Linux CXL
 help / color / mirror / Atom feed
From: Ira Weiny <ira.weiny@intel.com>
To: Dan Williams <dan.j.williams@intel.com>,
	Jonathan Cameron <Jonathan.Cameron@huawei.com>
Cc: <linux-cxl@vger.kernel.org>, Dave Jiang <dave.jiang@intel.com>,
	"Alejandro Lucero" <alucerop@amd.com>,
	Ira Weiny <ira.weiny@intel.com>
Subject: Re: [PATCH 3/4] cxl: Introduce 'struct cxl_dpa_partition' and 'struct cxl_range_info'
Date: Fri, 17 Jan 2025 14:32:13 -0600	[thread overview]
Message-ID: <678abe4d4c449_1f2d2b2945d@iweiny-mobl.notmuch> (raw)
In-Reply-To: <678aa0381324e_20fa2942a@dwillia2-xfh.jf.intel.com.notmuch>

Dan Williams wrote:
> Jonathan Cameron wrote:
> > On Thu, 16 Jan 2025 22:10:44 -0800
> > Dan Williams <dan.j.williams@intel.com> wrote:
> > 
> > > The pending efforts to add CXL Accelerator (type-2) device [1], and
> > > Dynamic Capacity (DCD) support [2], tripped on the
> > > no-longer-fit-for-purpose design in the CXL subsystem for tracking
> > > device-physical-address (DPA) metadata. Trip hazards include:
> > > 
> > > - CXL Memory Devices need to consider a PMEM partition, but Accelerator
> > >   devices with CXL.mem likely do not in the common case.
> > > 
> > > - CXL Memory Devices enumerate DPA through Memory Device mailbox
> > >   commands like Partition Info, Accelerators devices do not.
> > > 
> > > - CXL Memory Devices that support DCD support more than 2 partitions.
> > >   Some of the driver algorithms are awkward to expand to > 2 partition
> > >   cases.
> > > 
> > > - DPA performance data is a general capability that can be shared with
> > >   accelerators, so tracking it in 'struct cxl_memdev_state' is no longer
> > >   suitable.
> > > 
> > > - 'enum cxl_decoder_mode' is sometimes a partition id and sometimes a
> > >   memory property, it should be phased in favor of a partition id and
> > >   the memory property comes from the partition info.
> > > 
> > > Towards cleaning up those issues and allowing a smoother landing for the
> > > aforementioned pending efforts, introduce a 'struct cxl_dpa_partition'
> > > array to 'struct cxl_dev_state', and 'struct cxl_range_info' as a shared
> > > way for Memory Devices and Accelerators to initialize the DPA information
> > > in 'struct cxl_dev_state'.
> > > 
> > > For now, split a new cxl_dpa_setup() from cxl_mem_create_range_info() to
> > > get the new data structure initialized, and cleanup some qos_class init.
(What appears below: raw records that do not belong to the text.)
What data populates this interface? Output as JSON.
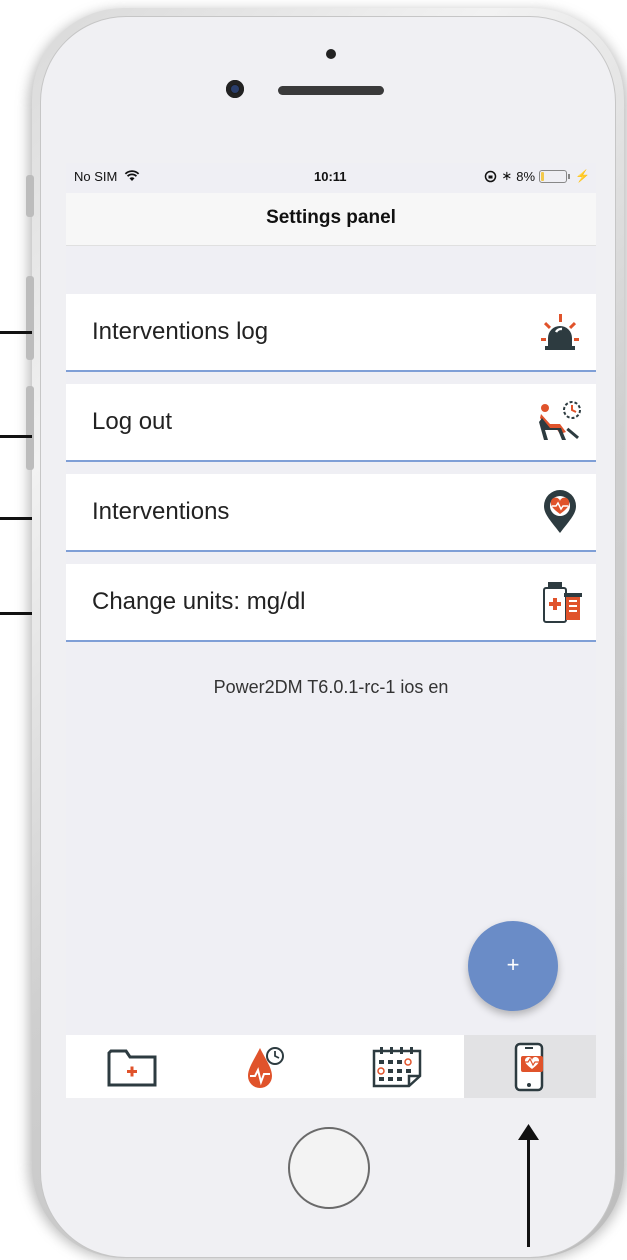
{
  "status_bar": {
    "carrier": "No SIM",
    "time": "10:11",
    "battery": "8%"
  },
  "header": {
    "title": "Settings panel"
  },
  "settings": {
    "items": [
      {
        "label": "Interventions log",
        "icon": "siren-icon"
      },
      {
        "label": "Log out",
        "icon": "person-relax-icon"
      },
      {
        "label": "Interventions",
        "icon": "heart-pin-icon"
      },
      {
        "label": "Change units: mg/dl",
        "icon": "medicine-icon"
      }
    ]
  },
  "version": "Power2DM T6.0.1-rc-1 ios en",
  "fab": {
    "label": "+"
  },
  "tab_bar": {
    "tabs": [
      {
        "icon": "medical-folder-icon",
        "active": false
      },
      {
        "icon": "blood-drop-icon",
        "active": false
      },
      {
        "icon": "calendar-icon",
        "active": false
      },
      {
        "icon": "phone-heart-icon",
        "active": true
      }
    ]
  },
  "colors": {
    "accent_orange": "#e0532b",
    "dark_teal": "#2d3b40",
    "row_border": "#7f9fd6",
    "fab_blue": "#6a8cc7",
    "background": "#efeff4"
  }
}
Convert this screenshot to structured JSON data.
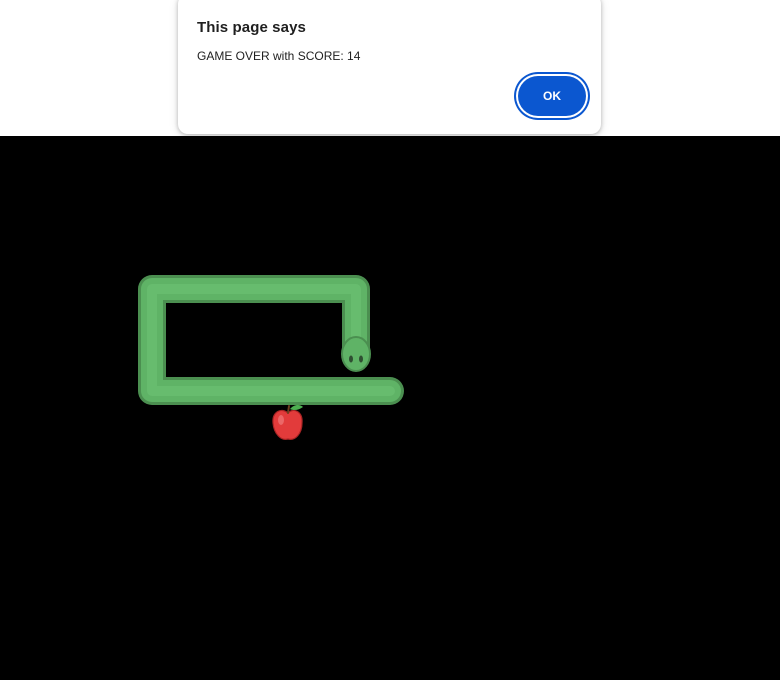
{
  "dialog": {
    "title": "This page says",
    "message": "GAME OVER with SCORE: 14",
    "ok_label": "OK"
  },
  "game": {
    "score": 14,
    "status": "game over",
    "background_color": "#000000",
    "snake_color": "#5fb366",
    "snake_outline_color": "#4b8f50",
    "apple_color": "#e23b3b",
    "apple_icon": "apple-icon",
    "snake_head_icon": "snake-head-icon"
  },
  "colors": {
    "accent": "#0b57d0"
  }
}
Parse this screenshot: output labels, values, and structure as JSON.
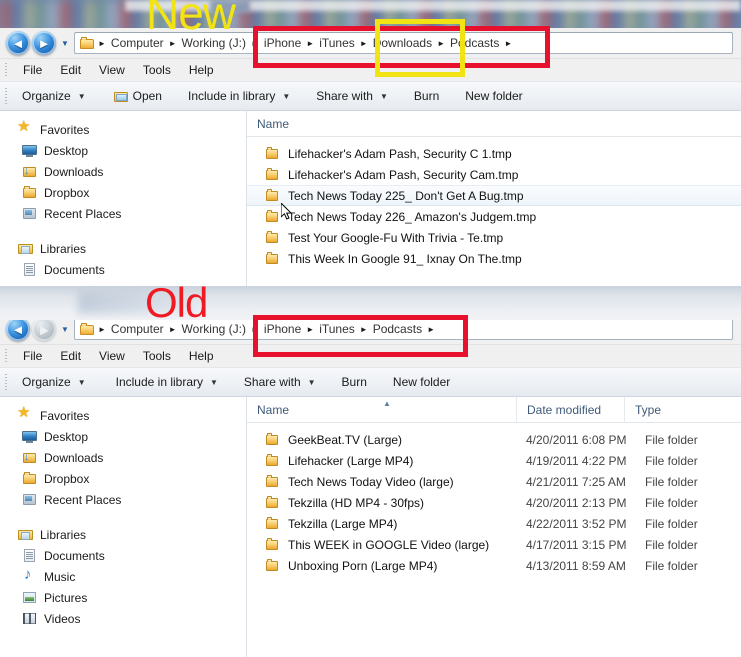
{
  "annotations": {
    "new_label": "New",
    "old_label": "Old",
    "new_label_color": "#f2e414",
    "old_label_color": "#ee1b24",
    "red_box_color": "#e8112d",
    "yellow_box_color": "#f2e414"
  },
  "new_window": {
    "nav": {
      "back": "◄",
      "forward": "►",
      "history_dropdown": "▼"
    },
    "address": {
      "folder_icon": "folder-icon",
      "crumbs": [
        "Computer",
        "Working (J:)",
        "iPhone",
        "iTunes",
        "Downloads",
        "Podcasts"
      ],
      "separator": "►"
    },
    "menubar": [
      "File",
      "Edit",
      "View",
      "Tools",
      "Help"
    ],
    "toolbar": [
      {
        "label": "Organize",
        "caret": "▼",
        "icon": ""
      },
      {
        "label": "Open",
        "caret": "",
        "icon": "open-folder-icon"
      },
      {
        "label": "Include in library",
        "caret": "▼",
        "icon": ""
      },
      {
        "label": "Share with",
        "caret": "▼",
        "icon": ""
      },
      {
        "label": "Burn",
        "caret": "",
        "icon": ""
      },
      {
        "label": "New folder",
        "caret": "",
        "icon": ""
      }
    ],
    "sidebar": [
      {
        "label": "Favorites",
        "icon": "star-icon",
        "level": "root"
      },
      {
        "label": "Desktop",
        "icon": "desktop-icon",
        "level": "child"
      },
      {
        "label": "Downloads",
        "icon": "downloads-folder-icon",
        "level": "child"
      },
      {
        "label": "Dropbox",
        "icon": "folder-icon",
        "level": "child"
      },
      {
        "label": "Recent Places",
        "icon": "recent-places-icon",
        "level": "child"
      },
      {
        "label": "Libraries",
        "icon": "libraries-icon",
        "level": "root"
      },
      {
        "label": "Documents",
        "icon": "document-icon",
        "level": "child"
      }
    ],
    "columns": [
      "Name"
    ],
    "rows": [
      {
        "name": "Lifehacker's Adam Pash, Security C 1.tmp",
        "selected": false
      },
      {
        "name": "Lifehacker's Adam Pash, Security Cam.tmp",
        "selected": false
      },
      {
        "name": "Tech News Today 225_ Don't Get A Bug.tmp",
        "selected": true
      },
      {
        "name": "Tech News Today 226_ Amazon's Judgem.tmp",
        "selected": false
      },
      {
        "name": "Test Your Google-Fu With Trivia - Te.tmp",
        "selected": false
      },
      {
        "name": "This Week In Google 91_ Ixnay On The.tmp",
        "selected": false
      }
    ]
  },
  "old_window": {
    "nav": {
      "back": "◄",
      "forward": "►",
      "history_dropdown": "▼"
    },
    "address": {
      "folder_icon": "folder-icon",
      "crumbs": [
        "Computer",
        "Working (J:)",
        "iPhone",
        "iTunes",
        "Podcasts"
      ],
      "separator": "►"
    },
    "menubar": [
      "File",
      "Edit",
      "View",
      "Tools",
      "Help"
    ],
    "toolbar": [
      {
        "label": "Organize",
        "caret": "▼",
        "icon": ""
      },
      {
        "label": "Include in library",
        "caret": "▼",
        "icon": ""
      },
      {
        "label": "Share with",
        "caret": "▼",
        "icon": ""
      },
      {
        "label": "Burn",
        "caret": "",
        "icon": ""
      },
      {
        "label": "New folder",
        "caret": "",
        "icon": ""
      }
    ],
    "sidebar": [
      {
        "label": "Favorites",
        "icon": "star-icon",
        "level": "root"
      },
      {
        "label": "Desktop",
        "icon": "desktop-icon",
        "level": "child"
      },
      {
        "label": "Downloads",
        "icon": "downloads-folder-icon",
        "level": "child"
      },
      {
        "label": "Dropbox",
        "icon": "folder-icon",
        "level": "child"
      },
      {
        "label": "Recent Places",
        "icon": "recent-places-icon",
        "level": "child"
      },
      {
        "label": "Libraries",
        "icon": "libraries-icon",
        "level": "root"
      },
      {
        "label": "Documents",
        "icon": "document-icon",
        "level": "child"
      },
      {
        "label": "Music",
        "icon": "music-icon",
        "level": "child"
      },
      {
        "label": "Pictures",
        "icon": "pictures-icon",
        "level": "child"
      },
      {
        "label": "Videos",
        "icon": "videos-icon",
        "level": "child"
      }
    ],
    "columns": [
      "Name",
      "Date modified",
      "Type"
    ],
    "sort_indicator": "▲",
    "rows": [
      {
        "name": "GeekBeat.TV (Large)",
        "date": "4/20/2011 6:08 PM",
        "type": "File folder"
      },
      {
        "name": "Lifehacker (Large MP4)",
        "date": "4/19/2011 4:22 PM",
        "type": "File folder"
      },
      {
        "name": "Tech News Today Video (large)",
        "date": "4/21/2011 7:25 AM",
        "type": "File folder"
      },
      {
        "name": "Tekzilla (HD MP4 - 30fps)",
        "date": "4/20/2011 2:13 PM",
        "type": "File folder"
      },
      {
        "name": "Tekzilla (Large MP4)",
        "date": "4/22/2011 3:52 PM",
        "type": "File folder"
      },
      {
        "name": "This WEEK in GOOGLE Video (large)",
        "date": "4/17/2011 3:15 PM",
        "type": "File folder"
      },
      {
        "name": "Unboxing Porn (Large MP4)",
        "date": "4/13/2011 8:59 AM",
        "type": "File folder"
      }
    ]
  }
}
> > > Follow on patches will go further to use the new data structure to
> > > cleanup algorithms that are better suited to loop over all possible
> > > partitions.
> > > 
> > > cxl_dpa_setup() follows the locking expectations of mutating the device
> > > DPA map, and is suitable for Accelerator drivers to use. Accelerators
> > > likely only have one hardcoded 'ram' partition to convey to the
> > > cxl_core.
> > > 
> > > Link: http://lore.kernel.org/20241230214445.27602-1-alejandro.lucero-palau@amd.com [1]
> > > Link: http://lore.kernel.org/20241210-dcd-type2-upstream-v8-0-812852504400@intel.com [2]
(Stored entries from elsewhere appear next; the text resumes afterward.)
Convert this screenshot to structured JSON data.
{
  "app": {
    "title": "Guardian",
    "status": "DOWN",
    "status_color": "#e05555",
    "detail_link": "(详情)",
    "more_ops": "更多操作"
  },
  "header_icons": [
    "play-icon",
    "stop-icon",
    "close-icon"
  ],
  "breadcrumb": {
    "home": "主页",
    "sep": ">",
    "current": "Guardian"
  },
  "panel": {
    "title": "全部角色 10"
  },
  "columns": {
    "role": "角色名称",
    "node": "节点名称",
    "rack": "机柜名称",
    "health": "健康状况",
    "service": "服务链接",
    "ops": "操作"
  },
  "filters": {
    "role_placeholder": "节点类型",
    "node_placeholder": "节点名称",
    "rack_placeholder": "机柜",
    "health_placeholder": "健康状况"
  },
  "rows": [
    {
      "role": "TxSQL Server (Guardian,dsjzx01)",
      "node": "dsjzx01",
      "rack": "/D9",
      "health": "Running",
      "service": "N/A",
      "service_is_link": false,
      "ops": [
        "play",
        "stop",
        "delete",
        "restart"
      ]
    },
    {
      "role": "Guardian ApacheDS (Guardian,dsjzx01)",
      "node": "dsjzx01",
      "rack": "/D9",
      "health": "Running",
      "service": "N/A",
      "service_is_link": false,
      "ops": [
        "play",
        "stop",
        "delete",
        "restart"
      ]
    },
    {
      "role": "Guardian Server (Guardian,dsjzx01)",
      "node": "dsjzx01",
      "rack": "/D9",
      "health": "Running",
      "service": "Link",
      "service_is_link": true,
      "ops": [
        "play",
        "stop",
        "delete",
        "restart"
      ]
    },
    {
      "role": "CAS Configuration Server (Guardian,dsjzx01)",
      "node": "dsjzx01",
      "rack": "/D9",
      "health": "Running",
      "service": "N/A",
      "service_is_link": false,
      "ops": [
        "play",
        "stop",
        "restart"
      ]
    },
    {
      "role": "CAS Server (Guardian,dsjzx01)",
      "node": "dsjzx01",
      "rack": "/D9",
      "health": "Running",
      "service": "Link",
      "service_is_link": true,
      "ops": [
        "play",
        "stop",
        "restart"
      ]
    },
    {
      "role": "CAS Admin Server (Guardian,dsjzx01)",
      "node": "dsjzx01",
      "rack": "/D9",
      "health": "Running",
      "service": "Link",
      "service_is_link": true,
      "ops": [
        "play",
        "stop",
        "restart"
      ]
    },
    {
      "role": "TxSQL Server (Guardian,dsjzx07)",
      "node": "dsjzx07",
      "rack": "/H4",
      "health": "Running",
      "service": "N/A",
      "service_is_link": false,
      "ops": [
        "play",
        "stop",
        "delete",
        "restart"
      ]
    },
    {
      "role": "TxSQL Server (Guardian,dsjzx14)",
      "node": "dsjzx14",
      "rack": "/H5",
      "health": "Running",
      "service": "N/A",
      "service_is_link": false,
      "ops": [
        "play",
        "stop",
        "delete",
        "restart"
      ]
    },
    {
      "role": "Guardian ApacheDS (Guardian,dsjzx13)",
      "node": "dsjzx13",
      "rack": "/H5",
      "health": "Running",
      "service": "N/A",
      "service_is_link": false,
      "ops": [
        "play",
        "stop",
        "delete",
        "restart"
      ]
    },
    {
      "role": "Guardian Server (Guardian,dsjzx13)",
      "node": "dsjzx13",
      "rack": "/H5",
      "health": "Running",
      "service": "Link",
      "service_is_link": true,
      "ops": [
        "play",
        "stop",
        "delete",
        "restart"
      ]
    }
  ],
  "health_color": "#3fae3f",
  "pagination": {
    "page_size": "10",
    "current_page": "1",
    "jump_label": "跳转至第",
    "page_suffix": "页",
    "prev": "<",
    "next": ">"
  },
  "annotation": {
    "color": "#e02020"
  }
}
> > > Cc: Dave Jiang <dave.jiang@intel.com>
> > > Cc: Alejandro Lucero <alucerop@amd.com>
> > > Cc: Ira Weiny <ira.weiny@intel.com>
> > > Signed-off-by: Dan Williams <dan.j.williams@intel.com>
> > 
> > Hi Dan,
> > 
> > In basic form this seems fine, but I find the nr_paritions variable usage very
> > counter intuitive.  It's just how many we configured not how many there
> > are, potentially with 0 size (so not a partition).  I'd be happier if we
> > can avoid that by just prefilling the lot with zero size and filling in
> > the ones we want.  So zero size means doesn't exist and use an iterator where
> > appropriate to skip the zero size ones.
> 
> The PMEM-only device case did give me pause. Is that 2 partitions with a
> zero-sized first partition, or is that just 1 partition?
> 
> Ultimately I do think the code should further evolve to treat that as
> 1-PMEM-partition, but as far as I can see that depends on 'enum
> cxl_decoder_mode' being eliminated and teaching all code paths to search
> for the position of the PMEM partition.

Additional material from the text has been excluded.